Research involves running long jobs with complex dependencies.

This is very nicely modeled by a DAG. Obviously nodes are tasks and arrows are dependencies. Abstracting away the definition of the workflow from the execution lets you do some very nice things. For example, you can

  1. automatically manage which tasks have been run, so you don’t accidentally re-run them
  2. This lets you try simple things then add complexity without running the whole thing again.
  3. Automatically parallelize things that can be parallelized,
  4. which can be integrated with the job scheduler of your choice (Sun Grid Engine etc.)

Research also involves running the same workflow many times with slight changes (such is the scientific method). This can be modeled as coloring nodes in the DAG depending on which parameters you’re using (aka a hyper-workflow). This lets you

  1. automatically namespace output files depending on which experiment you’re running.
  2. These namespaces are automatically generated in a consistent way based on the parameter changes
  3. Only execute a subset of the possible experiments with an easy syntax.
  4. Parallelize experiments as well as tasks.

So there’s a couple workflow management tools, like Airflow, Luigi, and Ducttape. Airflow and Luigi, while being the most widely used, don’t really support hyper-workflows as far as I can tell. Ducttape does, but AFAIK it’s only used by about 100 people. It’s also all bash, which I had previously sworn off of, since anything you can do in bash you can also do in python. I just think bash is hard to read and write.

So maybe I’ll end up writing py-ducttape. I’ve been avoiding doing this because I don’t have a clear vision of the ideal syntax in my head. I also thought integrating with SGE would be hard, but it turns out I can just parallelize with multi-threading and then do the actual work with qsub -sync.

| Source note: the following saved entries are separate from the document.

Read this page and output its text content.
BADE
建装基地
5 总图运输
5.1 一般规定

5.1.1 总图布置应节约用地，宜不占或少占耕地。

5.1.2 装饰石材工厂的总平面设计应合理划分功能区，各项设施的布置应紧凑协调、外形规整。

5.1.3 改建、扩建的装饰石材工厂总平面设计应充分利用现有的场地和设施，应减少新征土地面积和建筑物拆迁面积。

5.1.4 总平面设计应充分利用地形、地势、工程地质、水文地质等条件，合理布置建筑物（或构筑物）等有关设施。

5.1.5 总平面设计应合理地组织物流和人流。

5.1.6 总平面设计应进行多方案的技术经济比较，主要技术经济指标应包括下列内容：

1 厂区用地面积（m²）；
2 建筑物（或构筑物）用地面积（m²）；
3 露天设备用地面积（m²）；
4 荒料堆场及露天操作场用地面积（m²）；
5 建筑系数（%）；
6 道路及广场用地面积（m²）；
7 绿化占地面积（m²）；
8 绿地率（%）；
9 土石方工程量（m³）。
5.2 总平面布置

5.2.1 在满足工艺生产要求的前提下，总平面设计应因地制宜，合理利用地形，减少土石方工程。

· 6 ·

There’s also tape4nmt, which is (obviously) a ducttape workflow for neural machine translation. It’s got a lot of good stuff that you’ll probably want to use (if you’re doing NMT). My only complaint so far is that they assume your DAG will be structured a certain way and only let you fiddle with the hyper-workflow parameters. This is a little too rigid for what I want to do, so I’m in the process of gutting the thing and turning most of the tasks into re-usable functions.